The Smoke House simulates fire/smoke conditions in a residence.

Dowagiac and Cass County CERT members were on hand to assist the PD and FD with their activities, as well as to educate visitors on the Community and Student Emergency

Response Teams and how they serve the Dowagiac community.

A special thank you to all the staff and volunteers who helped to make “Safety Corner” possible!

Beat the heat
We are in the heart of the summer here in Dowagiac and southwestern Michigan.

As families enjoy summertime activities and vacations, it is important to plan for those days when the heat index goes up…up….up.

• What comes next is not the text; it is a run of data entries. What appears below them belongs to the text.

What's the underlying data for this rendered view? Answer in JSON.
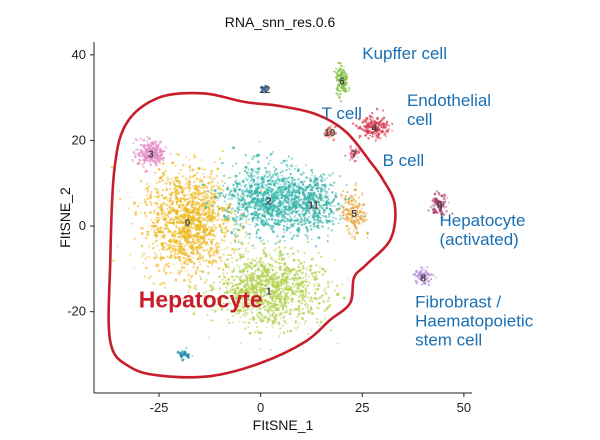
{
  "chart_data": {
    "type": "scatter",
    "title": "RNA_snn_res.0.6",
    "xlabel": "FItSNE_1",
    "ylabel": "FItSNE_2",
    "xlim": [
      -41,
      52
    ],
    "ylim": [
      -39,
      43
    ],
    "xticks": [
      -25,
      0,
      25,
      50
    ],
    "yticks": [
      40,
      20,
      0,
      -20
    ],
    "x_tick_labels": [
      "-25",
      "0",
      "25",
      "50"
    ],
    "y_tick_labels": [
      "40",
      "20",
      "0",
      "-20"
    ],
    "grid": false,
    "legend": "none",
    "clusters": [
      {
        "id": "0",
        "x": -18,
        "y": 1,
        "sx": 10,
        "sy": 11,
        "n": 1400,
        "color": "#ecb71b"
      },
      {
        "id": "1",
        "x": 2,
        "y": -15,
        "sx": 12,
        "sy": 7.5,
        "n": 1200,
        "color": "#b1cf47"
      },
      {
        "id": "2",
        "x": 2,
        "y": 6,
        "sx": 10,
        "sy": 7.5,
        "n": 1000,
        "color": "#2eb5aa"
      },
      {
        "id": "11",
        "x": 13,
        "y": 5,
        "sx": 6,
        "sy": 6,
        "n": 400,
        "color": "#33b0a5"
      },
      {
        "id": "3",
        "x": -27,
        "y": 17,
        "sx": 3.2,
        "sy": 2.8,
        "n": 260,
        "color": "#e38ac5"
      },
      {
        "id": "4",
        "x": 28,
        "y": 23,
        "sx": 3.2,
        "sy": 2.2,
        "n": 180,
        "color": "#d63a4f"
      },
      {
        "id": "5",
        "x": 23,
        "y": 3,
        "sx": 2.5,
        "sy": 5,
        "n": 160,
        "color": "#e8a33a"
      },
      {
        "id": "6",
        "x": 20,
        "y": 34,
        "sx": 1.4,
        "sy": 3,
        "n": 120,
        "color": "#7fbf3f"
      },
      {
        "id": "7",
        "x": 23,
        "y": 17,
        "sx": 1.4,
        "sy": 1.2,
        "n": 40,
        "color": "#e8587a"
      },
      {
        "id": "8",
        "x": 40,
        "y": -12,
        "sx": 2.2,
        "sy": 1.6,
        "n": 90,
        "color": "#b38ad6"
      },
      {
        "id": "9",
        "x": 44,
        "y": 5,
        "sx": 1.8,
        "sy": 2.2,
        "n": 90,
        "color": "#a6285c"
      },
      {
        "id": "10",
        "x": 17,
        "y": 22,
        "sx": 1.2,
        "sy": 1.2,
        "n": 40,
        "color": "#e0685a"
      },
      {
        "id": "12",
        "x": 1,
        "y": 32,
        "sx": 0.7,
        "sy": 0.6,
        "n": 25,
        "color": "#2b66b5"
      },
      {
        "id": "",
        "x": -19,
        "y": -30,
        "sx": 1.5,
        "sy": 1.0,
        "n": 40,
        "color": "#1f8ea3"
      }
    ],
    "hepatocyte_outline": [
      [
        -14,
        31
      ],
      [
        -4,
        29
      ],
      [
        5,
        28
      ],
      [
        14,
        26
      ],
      [
        21,
        22
      ],
      [
        27,
        15
      ],
      [
        30,
        11
      ],
      [
        33,
        5
      ],
      [
        32,
        -3
      ],
      [
        26,
        -9
      ],
      [
        23,
        -12
      ],
      [
        22,
        -18
      ],
      [
        17,
        -22
      ],
      [
        11,
        -27
      ],
      [
        0,
        -32
      ],
      [
        -12,
        -35
      ],
      [
        -24,
        -35
      ],
      [
        -32,
        -33
      ],
      [
        -37,
        -27
      ],
      [
        -37,
        -8
      ],
      [
        -36,
        13
      ],
      [
        -33,
        24
      ],
      [
        -25,
        30
      ]
    ],
    "annotations": [
      {
        "id": "kupffer",
        "lines": [
          "Kupffer cell"
        ],
        "x": 25,
        "y": 39
      },
      {
        "id": "tcell",
        "lines": [
          "T cell"
        ],
        "x": 15,
        "y": 25
      },
      {
        "id": "endo",
        "lines": [
          "Endothelial",
          "cell"
        ],
        "x": 36,
        "y": 28
      },
      {
        "id": "bcell",
        "lines": [
          "B cell"
        ],
        "x": 30,
        "y": 14
      },
      {
        "id": "hepact",
        "lines": [
          "Hepatocyte",
          "(activated)"
        ],
        "x": 44,
        "y": 0
      },
      {
        "id": "fibro",
        "lines": [
          "Fibrobrast /",
          "Haematopoietic",
          "stem cell"
        ],
        "x": 38,
        "y": -19
      },
      {
        "id": "hepatocyte",
        "lines": [
          "Hepatocyte"
        ],
        "x": -30,
        "y": -19
      }
    ]
  }
}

The American Red Cross offers a variety of ways to help “Beat the Heat” as noted in their tips below:
• Dress for the heat. Wear lightweight, light-colored clothing. Light colors will reflect away some of the sun’s energy. It is also a good idea to wear hats or to use an umbrella.
• Drink water. Carry water or juice with you and drink continuously even if you do not feel thirsty. Avoid alcohol and caffeine, which dehydrate the body. Avoid using salt tablets unless directed to do so by a physician.
• Eat small meals and eat more often. Avoid high-protein foods, which increase metabolic heat.
• Slow down. Avoid strenuous activity. If you must do strenuous activity, do it during the coolest part of the day, which is usually in the morning between 4 and 7 a.m.
• Stay indoors when possible. If air-conditioning is not available, stay on the lowest floor out of the sunshine. Remember that electric fans do not cool, they simply circulate the air.
• Be a good neighbor. During heat waves, check in on elderly residents in your neighborhood and those who do not have air conditioning.
• Learn Red Cross first aid and CPR.
Know what these heat-related terms mean:
• Heat cramps: Heat cramps are muscular pains and spasms due to heavy exertion. Although heat cramps are the least severe, they are an early signal that the body is having trouble with the heat.
• Heat exhaustion: Heat exhaustion typically occurs when people exercise heavily or work in a hot, humid place where body fluids are lost through heavy sweating. Blood flow to the skin increases, causing blood flow to decrease to the vital organs. This results in a form of mild shock.

If not treated, the victim may suffer heat stroke. Signals of heat exhaustion include cool, moist, pale flushed or red skin; heavy sweating; headache; nausea or vomiting; dizziness; and exhaustion.